Tuesday, July 28, 2009

Holding to a Higher Standard

Ever since I learned about this sting in New Jersey on Friday, I have been thinking about it. A lot. Rabbis from some orthodox congregations are caught up in a money laundering scheme, millions of dollars passing around, politicians involved (shocker). I feel sick about it.

I remember when I was a young woman, the rabbi at the conservative synagogue I attended growing up was accused of sexually improper behavior. I was devastated... and he wasn't even "my" rabbi. All I could think of was, "What??? Rabbis don't do that!" It wasn't that I didn't believe it, more that it shook my foundation of what a rabbi was supposed to be.
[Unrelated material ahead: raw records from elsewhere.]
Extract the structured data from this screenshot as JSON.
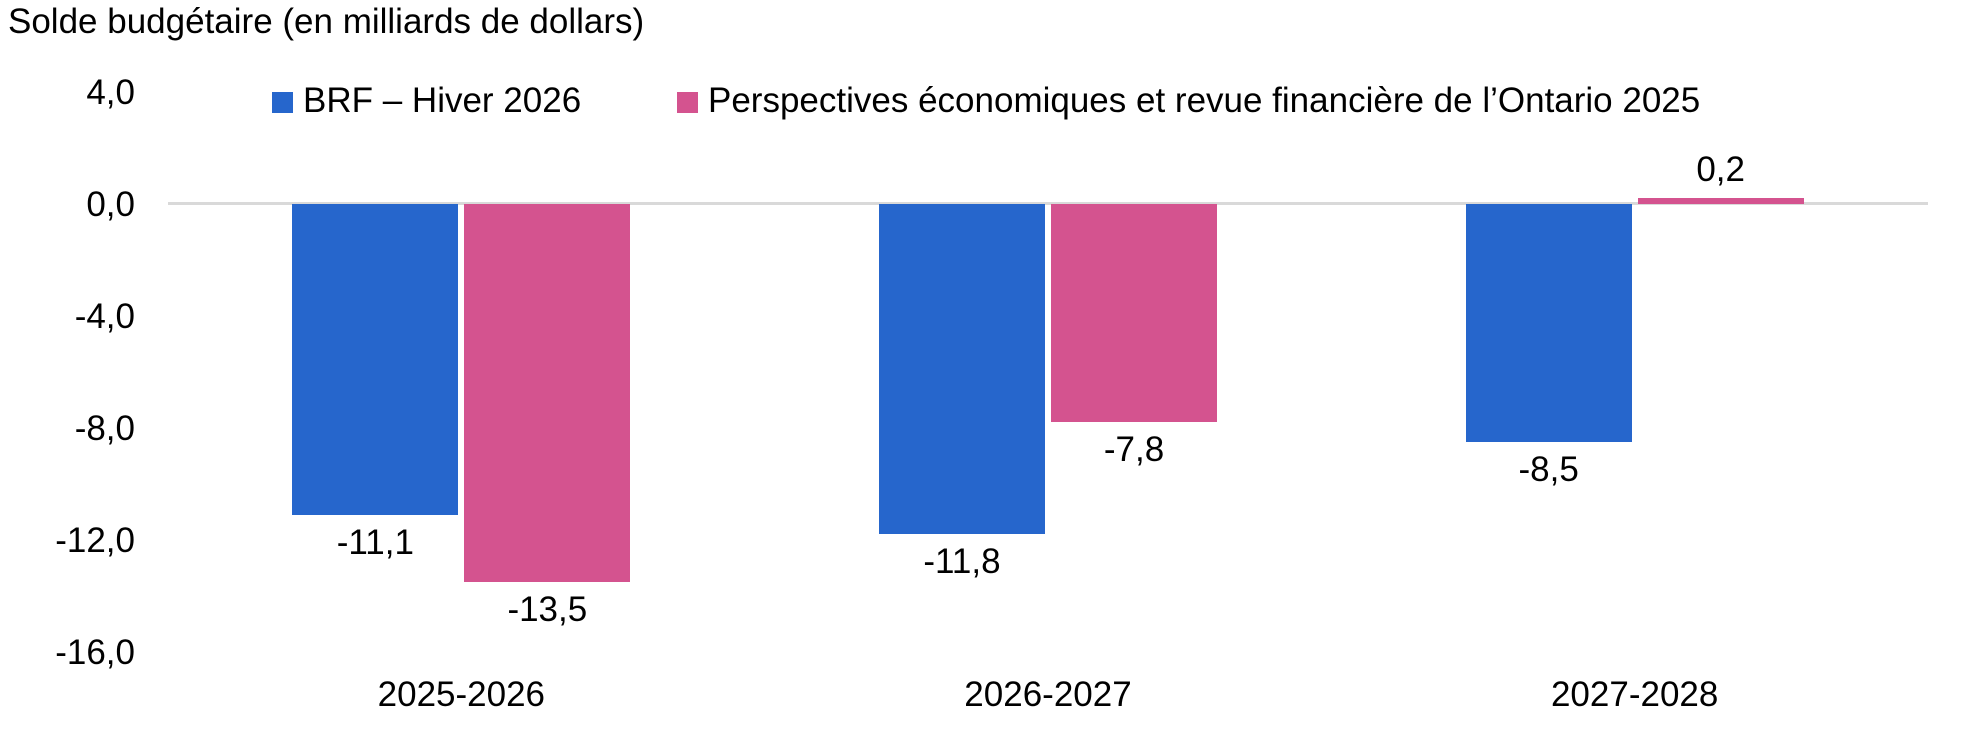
{
  "title": "Solde budgétaire (en milliards de dollars)",
  "legend": {
    "items": [
      {
        "label": "BRF – Hiver 2026",
        "color": "#2666CC"
      },
      {
        "label": "Perspectives économiques et revue financière de l’Ontario 2025",
        "color": "#D4538F"
      }
    ]
  },
  "chart_data": {
    "type": "bar",
    "title": "Solde budgétaire (en milliards de dollars)",
    "categories": [
      "2025-2026",
      "2026-2027",
      "2027-2028"
    ],
    "series": [
      {
        "name": "BRF – Hiver 2026",
        "color": "#2666CC",
        "values": [
          -11.1,
          -11.8,
          -8.5
        ],
        "value_labels": [
          "-11,1",
          "-11,8",
          "-8,5"
        ]
      },
      {
        "name": "Perspectives économiques et revue financière de l’Ontario 2025",
        "color": "#D4538F",
        "values": [
          -13.5,
          -7.8,
          0.2
        ],
        "value_labels": [
          "-13,5",
          "-7,8",
          "0,2"
        ]
      }
    ],
    "ylabel": "Solde budgétaire (en milliards de dollars)",
    "ylim": [
      -16,
      4
    ],
    "yticks": [
      4,
      0,
      -4,
      -8,
      -12,
      -16
    ],
    "ytick_labels": [
      "4,0",
      "0,0",
      "-4,0",
      "-8,0",
      "-12,0",
      "-16,0"
    ],
    "grid": false,
    "zero_line": true,
    "zero_line_color": "#D9D9D9",
    "legend_position": "top",
    "text_color": "#000000",
    "background_color": "#FFFFFF"
  }
}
Rabbis are put out there as higher on the spiritual ladder. I put them as higher on the spiritual ladder. Yes, I admit it, I hold them to a higher standard. And the orthodox rabbis? Even more so.

I should explain myself as saying that the reform and conservative (and reconstructionist and secular humanist and whatever nonorthodox branches you can come up with) rabbis seem more... human to me. I can see their foibles, their weaknesses and accept them easily. They live in the same world that I do, and I understand all the temptations therein. The orthodox rabbis? Somehow they seem not really living of this world. Their visual cues mark them as closer to G-d, as ones who follow the mitzvot far more than I do. In my opinion, when you put on all the trappings of an observant Jew and are a rabbi on top of it, then yes, you open yourself up to being held to a higher standard. Hillul Hashem, desecrating the name of G-d, is so much worse when you have the appearance of one who is religious. I wonder if that is why my feelings of shock and yes, even disgust, are deeper now than with the other fallen rabbi of my past.

I still feel like I'm struggling for clarity. I'm not done with this. Not by a long shot. Thoughts?